Bei Ausübung der ärztlichen Tätigkeit besteht Pflichtmitgliedschaft in einer der insgesamt 17 Landesärztekammern in Deutschland. Ob die oben genannten Personen diese Voraussetzung überhaupt erfüllen, ist nicht bekannt. Arbeitgeber sollten deshalb privatärztliche AUs von gesetzlich Versicherten besonders sorgfältig auf ihre Rechtmäßigkeit prüfen (auch wenn sie auf einem vertragsarztähnlichen Formular vorgelegt werden). Bei Zweifeln des Arbeitgebers an der Arbeitsunfähigkeitsbescheinigung kann sich dieser an die zuständige Krankenkasse des Mitarbeiters wenden. Er hat mithin gegenüber den gesetzlichen Krankenkassen einen entsprechenden Anspruch. Eine nähere Begründung der Zweifel des Arbeitgebers ist indes nicht erforderlich, jedoch sicherlich hilfreich.

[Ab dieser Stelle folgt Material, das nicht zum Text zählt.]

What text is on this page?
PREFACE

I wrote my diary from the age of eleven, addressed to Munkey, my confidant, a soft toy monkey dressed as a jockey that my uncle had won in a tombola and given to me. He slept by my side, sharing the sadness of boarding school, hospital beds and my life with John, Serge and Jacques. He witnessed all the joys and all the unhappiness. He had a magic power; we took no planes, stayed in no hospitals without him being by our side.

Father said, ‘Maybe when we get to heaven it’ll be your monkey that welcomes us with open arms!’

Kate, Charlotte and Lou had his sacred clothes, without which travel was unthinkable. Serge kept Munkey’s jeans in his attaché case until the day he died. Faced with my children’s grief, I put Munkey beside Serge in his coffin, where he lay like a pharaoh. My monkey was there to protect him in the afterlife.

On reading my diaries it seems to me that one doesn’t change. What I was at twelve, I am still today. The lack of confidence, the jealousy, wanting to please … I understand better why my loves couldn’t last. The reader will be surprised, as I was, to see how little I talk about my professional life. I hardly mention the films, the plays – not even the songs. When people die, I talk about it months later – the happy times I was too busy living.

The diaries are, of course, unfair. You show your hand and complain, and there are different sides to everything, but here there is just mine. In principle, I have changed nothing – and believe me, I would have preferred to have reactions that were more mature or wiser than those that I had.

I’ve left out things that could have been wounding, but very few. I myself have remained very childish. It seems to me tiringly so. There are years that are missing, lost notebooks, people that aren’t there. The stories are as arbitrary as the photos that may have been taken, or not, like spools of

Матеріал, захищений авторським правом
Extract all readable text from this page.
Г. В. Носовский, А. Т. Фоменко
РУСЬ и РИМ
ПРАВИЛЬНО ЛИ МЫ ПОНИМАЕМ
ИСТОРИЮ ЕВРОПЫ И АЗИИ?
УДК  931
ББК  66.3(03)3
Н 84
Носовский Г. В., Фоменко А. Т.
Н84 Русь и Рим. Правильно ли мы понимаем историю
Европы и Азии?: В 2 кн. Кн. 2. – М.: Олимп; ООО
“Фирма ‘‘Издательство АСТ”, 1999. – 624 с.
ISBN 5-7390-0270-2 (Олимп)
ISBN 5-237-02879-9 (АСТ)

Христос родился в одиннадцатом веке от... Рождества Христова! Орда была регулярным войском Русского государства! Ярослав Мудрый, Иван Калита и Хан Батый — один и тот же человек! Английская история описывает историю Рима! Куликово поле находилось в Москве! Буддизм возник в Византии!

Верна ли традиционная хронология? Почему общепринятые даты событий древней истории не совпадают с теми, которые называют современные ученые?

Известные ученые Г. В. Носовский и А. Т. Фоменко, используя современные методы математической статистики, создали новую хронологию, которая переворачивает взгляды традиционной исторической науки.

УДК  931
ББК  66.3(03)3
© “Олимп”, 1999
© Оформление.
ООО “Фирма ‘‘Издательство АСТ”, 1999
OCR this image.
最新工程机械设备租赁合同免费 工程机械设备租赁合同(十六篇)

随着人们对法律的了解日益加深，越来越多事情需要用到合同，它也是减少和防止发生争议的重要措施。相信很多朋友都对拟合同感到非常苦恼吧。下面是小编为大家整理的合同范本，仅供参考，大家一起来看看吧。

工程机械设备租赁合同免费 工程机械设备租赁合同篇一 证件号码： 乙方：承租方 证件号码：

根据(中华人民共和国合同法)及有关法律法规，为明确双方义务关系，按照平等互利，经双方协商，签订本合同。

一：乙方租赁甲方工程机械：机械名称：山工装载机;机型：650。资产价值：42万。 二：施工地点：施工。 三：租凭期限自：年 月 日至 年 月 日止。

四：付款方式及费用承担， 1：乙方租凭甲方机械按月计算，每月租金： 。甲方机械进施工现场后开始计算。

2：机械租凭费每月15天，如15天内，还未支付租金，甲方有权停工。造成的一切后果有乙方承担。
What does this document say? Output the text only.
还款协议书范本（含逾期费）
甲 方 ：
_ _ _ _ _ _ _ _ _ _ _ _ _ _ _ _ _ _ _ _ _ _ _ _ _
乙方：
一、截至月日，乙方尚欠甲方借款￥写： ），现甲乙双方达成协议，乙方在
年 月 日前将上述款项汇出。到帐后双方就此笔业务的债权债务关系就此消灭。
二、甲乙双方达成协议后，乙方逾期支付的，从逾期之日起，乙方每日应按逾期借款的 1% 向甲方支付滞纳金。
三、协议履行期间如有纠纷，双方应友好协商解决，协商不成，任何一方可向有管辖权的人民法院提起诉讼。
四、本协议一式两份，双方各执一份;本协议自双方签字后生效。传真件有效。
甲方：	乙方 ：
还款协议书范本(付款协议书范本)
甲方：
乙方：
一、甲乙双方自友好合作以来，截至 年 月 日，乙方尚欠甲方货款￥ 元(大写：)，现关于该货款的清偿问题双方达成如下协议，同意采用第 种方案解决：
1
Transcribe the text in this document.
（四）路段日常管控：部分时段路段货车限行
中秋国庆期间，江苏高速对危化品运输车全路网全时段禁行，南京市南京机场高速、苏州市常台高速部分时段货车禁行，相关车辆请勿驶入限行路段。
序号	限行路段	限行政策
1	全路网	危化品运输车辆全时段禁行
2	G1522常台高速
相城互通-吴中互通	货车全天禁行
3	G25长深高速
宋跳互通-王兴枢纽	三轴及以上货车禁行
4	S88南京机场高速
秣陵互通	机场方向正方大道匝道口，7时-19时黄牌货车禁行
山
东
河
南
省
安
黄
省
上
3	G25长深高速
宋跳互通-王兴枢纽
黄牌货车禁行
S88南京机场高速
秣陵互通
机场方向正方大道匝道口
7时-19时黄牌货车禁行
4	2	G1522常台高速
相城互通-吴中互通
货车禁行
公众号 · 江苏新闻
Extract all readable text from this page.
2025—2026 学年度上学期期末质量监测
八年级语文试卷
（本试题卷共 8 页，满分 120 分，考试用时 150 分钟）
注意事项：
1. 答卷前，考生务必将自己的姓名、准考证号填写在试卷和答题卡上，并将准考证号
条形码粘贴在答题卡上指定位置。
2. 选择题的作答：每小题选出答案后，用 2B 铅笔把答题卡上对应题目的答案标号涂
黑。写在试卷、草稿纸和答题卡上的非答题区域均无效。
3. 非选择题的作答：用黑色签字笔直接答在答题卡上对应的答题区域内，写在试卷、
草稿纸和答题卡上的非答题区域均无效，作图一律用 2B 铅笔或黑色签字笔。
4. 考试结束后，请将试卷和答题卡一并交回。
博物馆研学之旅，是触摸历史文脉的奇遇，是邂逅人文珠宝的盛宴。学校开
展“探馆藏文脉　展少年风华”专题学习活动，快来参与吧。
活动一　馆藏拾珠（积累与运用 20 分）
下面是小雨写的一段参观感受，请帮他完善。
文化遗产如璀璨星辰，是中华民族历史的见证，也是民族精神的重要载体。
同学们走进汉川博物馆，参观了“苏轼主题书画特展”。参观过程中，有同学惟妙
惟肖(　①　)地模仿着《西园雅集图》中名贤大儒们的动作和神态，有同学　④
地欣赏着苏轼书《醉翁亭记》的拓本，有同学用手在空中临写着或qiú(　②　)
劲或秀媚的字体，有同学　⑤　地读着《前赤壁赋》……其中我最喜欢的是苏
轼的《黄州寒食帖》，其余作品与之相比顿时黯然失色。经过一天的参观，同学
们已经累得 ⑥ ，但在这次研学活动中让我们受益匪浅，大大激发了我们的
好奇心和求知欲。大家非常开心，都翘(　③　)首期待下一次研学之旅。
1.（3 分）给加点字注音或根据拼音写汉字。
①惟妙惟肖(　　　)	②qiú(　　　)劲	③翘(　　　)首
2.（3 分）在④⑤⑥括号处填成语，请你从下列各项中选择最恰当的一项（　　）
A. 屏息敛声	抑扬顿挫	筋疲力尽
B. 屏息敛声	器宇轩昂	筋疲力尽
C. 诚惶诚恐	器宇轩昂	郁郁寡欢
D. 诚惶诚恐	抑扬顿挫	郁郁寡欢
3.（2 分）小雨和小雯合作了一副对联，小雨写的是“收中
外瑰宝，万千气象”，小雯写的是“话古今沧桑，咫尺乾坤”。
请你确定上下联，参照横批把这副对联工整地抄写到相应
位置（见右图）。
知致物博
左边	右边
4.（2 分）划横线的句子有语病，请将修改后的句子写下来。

Die gesetzlichen Krankenkassen können zur Beseitigung von Zweifeln an einer Arbeitsunfähigkeit verpflichtet sein, eine gutachtliche Stellungnahme durch den Medizinischen Dienst einzuholen (§ 275 Absatz 1 Nr. 3 SGB V). Der Arbeitgeber selbst kann verlangen, dass die Krankenkasse eine gutachtliche Stellungnahme des Medizinischen Dienstes zur Überprüfung der Arbeitsunfähigkeit einholt (§ 275 Absatz 1a Satz 3 SGB V).